Pediatric research

Dietary glutamate is almost entirely removed in its first pass through the splanchnic bed in premature infants.

PMID 17622957


Breast milk glutamate is a potential gluconeogenic substrate. However, in piglets, most dietary glutamate undergoes first pass extraction by the gut, limiting its contribution to glucose formation. The objectives of the study were to determine in preterm infants, whether dietary glutamate increases plasma [glutamate] in a dose-dependent fashion and whether glutamate carbon appears in plasma glucose to an appreciable extent. Five enterally fed infants (31 +/- 0 wk; 1555 +/- 131 g) (mean +/- SE) were studied twice (postnatal age 10 +/- 1 d and 17 +/- 1 d, respectively), while receiving an intragastric infusion of glutamate (labeled to 4% +/- by [U-13C] glutamate) at 2.4 (study 1) and 4.8 micromol/kg/min (study 2) for 1.5 h (n=2) or 5 h (n=3).

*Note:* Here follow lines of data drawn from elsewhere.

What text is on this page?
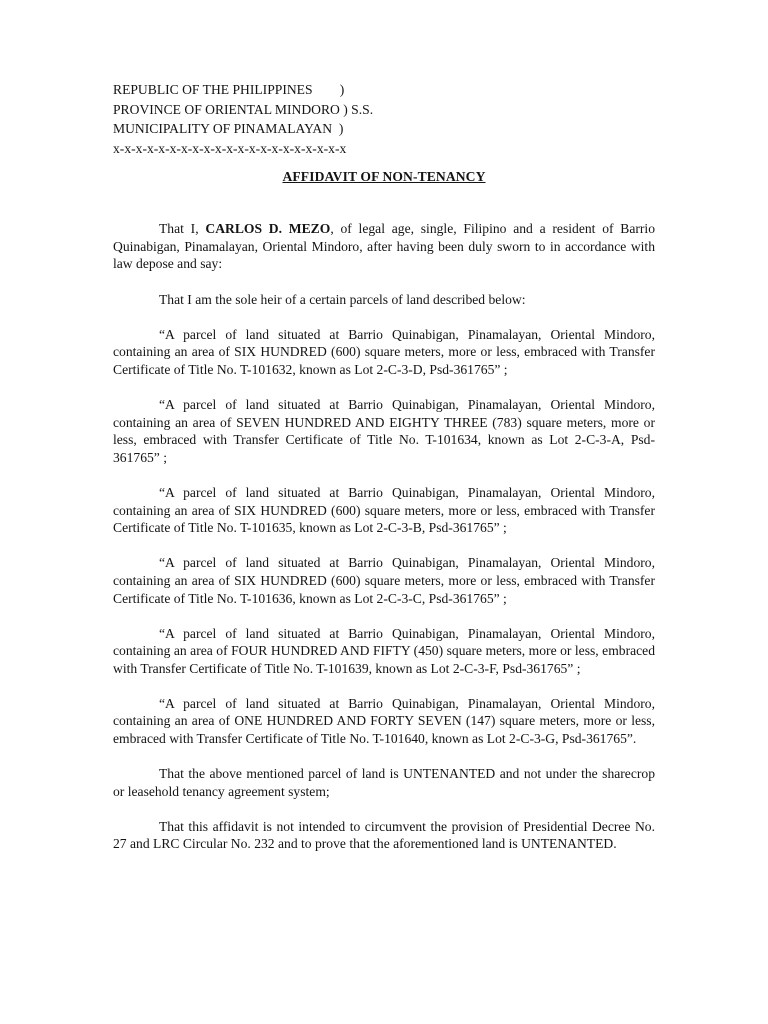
REPUBLIC OF THE PHILIPPINES        )
PROVINCE OF ORIENTAL MINDORO ) S.S.
MUNICIPALITY OF PINAMALAYAN  )
x-x-x-x-x-x-x-x-x-x-x-x-x-x-x-x-x-x-x-x-x
AFFIDAVIT OF NON-TENANCY

That I, CARLOS D. MEZO, of legal age, single, Filipino and a resident of Barrio Quinabigan, Pinamalayan, Oriental Mindoro, after having been duly sworn to in accordance with law depose and say:

That I am the sole heir of a certain parcels of land described below:

“A parcel of land situated at Barrio Quinabigan, Pinamalayan, Oriental Mindoro, containing an area of SIX HUNDRED (600) square meters, more or less, embraced with Transfer Certificate of Title No. T-101632, known as Lot 2-C-3-D, Psd-361765” ;

“A parcel of land situated at Barrio Quinabigan, Pinamalayan, Oriental Mindoro, containing an area of SEVEN HUNDRED AND EIGHTY THREE (783) square meters, more or less, embraced with Transfer Certificate of Title No. T-101634, known as Lot 2-C-3-A, Psd-361765” ;

“A parcel of land situated at Barrio Quinabigan, Pinamalayan, Oriental Mindoro, containing an area of SIX HUNDRED (600) square meters, more or less, embraced with Transfer Certificate of Title No. T-101635, known as Lot 2-C-3-B, Psd-361765” ;

“A parcel of land situated at Barrio Quinabigan, Pinamalayan, Oriental Mindoro, containing an area of SIX HUNDRED (600) square meters, more or less, embraced with Transfer Certificate of Title No. T-101636, known as Lot 2-C-3-C, Psd-361765” ;

“A parcel of land situated at Barrio Quinabigan, Pinamalayan, Oriental Mindoro, containing an area of FOUR HUNDRED AND FIFTY (450) square meters, more or less, embraced with Transfer Certificate of Title No. T-101639, known as Lot 2-C-3-F, Psd-361765” ;

“A parcel of land situated at Barrio Quinabigan, Pinamalayan, Oriental Mindoro, containing an area of ONE HUNDRED AND FORTY SEVEN (147) square meters, more or less, embraced with Transfer Certificate of Title No. T-101640, known as Lot 2-C-3-G, Psd-361765”.

That the above mentioned parcel of land is UNTENANTED and not under the sharecrop or leasehold tenancy agreement system;

That this affidavit is not intended to circumvent the provision of Presidential Decree No. 27 and LRC Circular No. 232 and to prove that the aforementioned land is UNTENANTED.
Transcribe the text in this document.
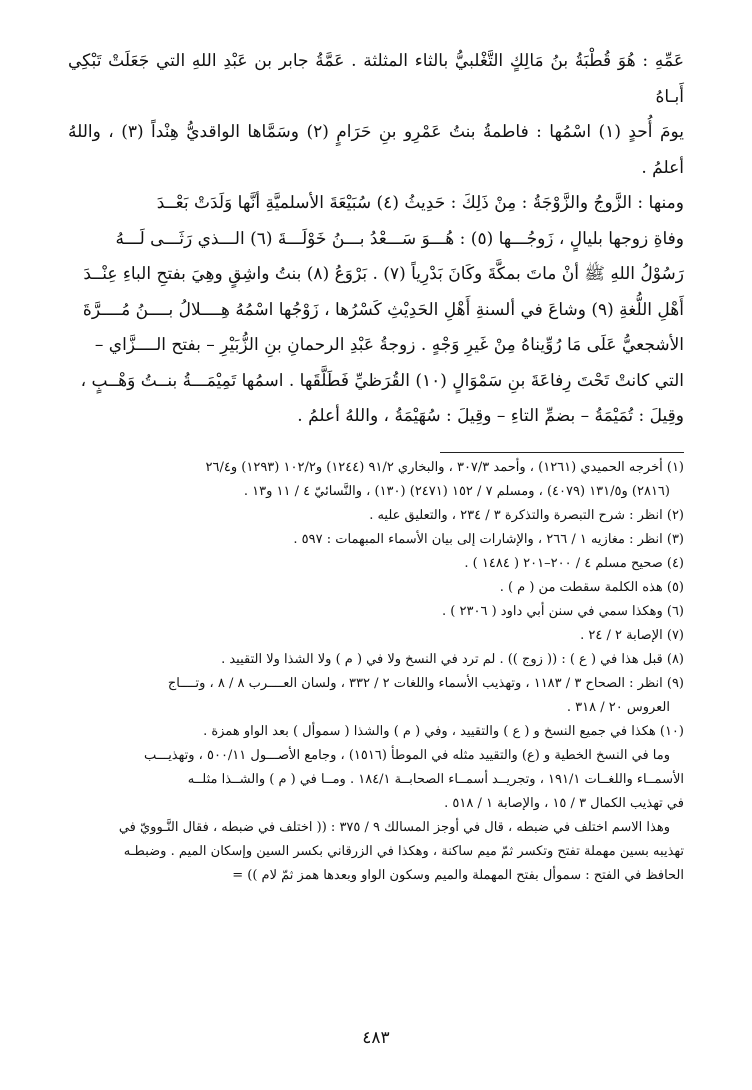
عَمِّهِ : هُوَ قُطْبَةُ بنُ مَالِكٍ التَّغْلبيُّ بالثاء المثلثة . عَمَّةُ جابر بن عَبْدِ اللهِ التي جَعَلَتْ تَبْكِي أَبـاهُ

يومَ أُحدٍ (١) اسْمُها : فاطمةُ بنتُ عَمْرِو بنِ حَرَامٍ (٢) وسَمَّاها الواقديُّ هِنْداً (٣) ، واللهُ أعلمُ .

ومنها : الزَّوجُ والزَّوْجَةُ : مِنْ ذَلِكَ : حَدِيثُ (٤) سُبَيْعَةَ الأسلميَّةِ أنَّها وَلَدَتْ بَعْــدَ

وفاةِ زوجها بليالٍ ، زَوجُـــها (٥) : هُـــوَ سَـــعْدُ بـــنُ خَوْلَـــةَ (٦) الـــذي رَثَـــى لَـــهُ

رَسُوْلُ اللهِ ﷺ أنْ ماتَ بمكَّةَ وكَانَ بَدْرِياً (٧) . بَرْوَعُ (٨) بنتُ واشِقٍ وهِيَ بفتحِ الباءِ عِنْــدَ

أَهْلِ اللُّغةِ (٩) وشاعَ في ألسنةِ أَهْلِ الحَدِيْثِ كَسْرُها ، زَوْجُها اسْمُهُ هِــــلالُ بــــنُ مُــــرَّةَ

الأشجعيُّ عَلَى مَا رُوِّيناهُ مِنْ غَيرِ وَجْهٍ . زوجةُ عَبْدِ الرحمانِ بنِ الزُّبَيْرِ – بفتح الــــزَّاي –

التي كانتْ تَحْتَ رِفاعَةَ بنِ سَمْوَالٍ (١٠) القُرَظيِّ فَطَلَّقَها . اسمُها تَمِيْمَـــةُ بنــتُ وَهْــبٍ ،

وقِيلَ : تُمَيْمَةُ – بضمِّ التاءِ – وقِيلَ : سُهَيْمَةُ ، واللهُ أعلمُ .

(١) أخرجه الحميدي (١٢٦١) ، وأحمد ٣٠٧/٣ ، والبخاري ٩١/٢ (١٢٤٤) و١٠٢/٢ (١٢٩٣) و٢٦/٤
(٢٨١٦) و١٣١/٥ (٤٠٧٩) ، ومسلم ٧ / ١٥٢ (٢٤٧١) (١٣٠) ، والنَّسائيّ ٤ / ١١ و١٣ .
(٢) انظر : شرح التبصرة والتذكرة ٣ / ٢٣٤ ، والتعليق عليه .
(٣) انظر : مغازيه ١ / ٢٦٦ ، والإشارات إلى بيان الأسماء المبهمات : ٥٩٧ .
(٤) صحيح مسلم ٤ / ٢٠٠–٢٠١ ( ١٤٨٤ ) .
(٥) هذه الكلمة سقطت من ( م ) .
(٦) وهكذا سمي في سنن أبي داود ( ٢٣٠٦ ) .
(٧) الإصابة ٢ / ٢٤ .
(٨) قبل هذا في ( ع ) : (( زوج )) . لم ترد في النسخ ولا في ( م ) ولا الشذا ولا التقييد .
(٩) انظر : الصحاح ٣ / ١١٨٣ ، وتهذيب الأسماء واللغات ٢ / ٣٣٢ ، ولسان العــــرب ٨ / ٨ ، وتــــاج
العروس ٢٠ / ٣١٨ .
(١٠) هكذا في جميع النسخ و ( ع ) والتقييد ، وفي ( م ) والشذا ( سموأل ) بعد الواو همزة .
وما في النسخ الخطية و (ع) والتقييد مثله في الموطأ (١٥١٦) ، وجامع الأصـــول ٥٠٠/١١ ، وتهذيـــب
الأسمــاء واللغــات ١٩١/١ ، وتجريــد أسمــاء الصحابــة ١٨٤/١ . ومــا في ( م ) والشــذا مثلــه
في تهذيب الكمال ٣ / ١٥ ، والإصابة ١ / ٥١٨ .
وهذا الاسم اختلف في ضبطه ، قال في أوجز المسالك ٩ / ٣٧٥ : (( اختلف في ضبطه ، فقال النَّـوويّ في
تهذيبه بسين مهملة تفتح وتكسر ثمّ ميم ساكنة ، وهكذا في الزرقاني بكسر السين وإسكان الميم . وضبطـه
الحافظ في الفتح : سموأل بفتح المهملة والميم وسكون الواو وبعدها همز ثمّ لام )) =
٤٨٣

Plasma [glutamate] was 82 +/- 8 microM at baseline, and 84 +/- 11 and 90 +/- 13 microM after glutamate supplementation at 2.4 and 4.8 micromol/kg/min, respectively, values not different from baseline. Plasma [glutamate] was not affected by the duration of the glutamate infusion (1.5 versus 5 h). Plasma 13C glucose enrichment was only 0.3% (after 5 h ingestion of glutamate labeled to 4%) indicating insignificant contribution of dietary glutamate carbon to glucose. Thus, in premature infants, splanchnic extraction is the major fate of dietary glutamate, which is not a significant gluconeogenic substrate in these infants.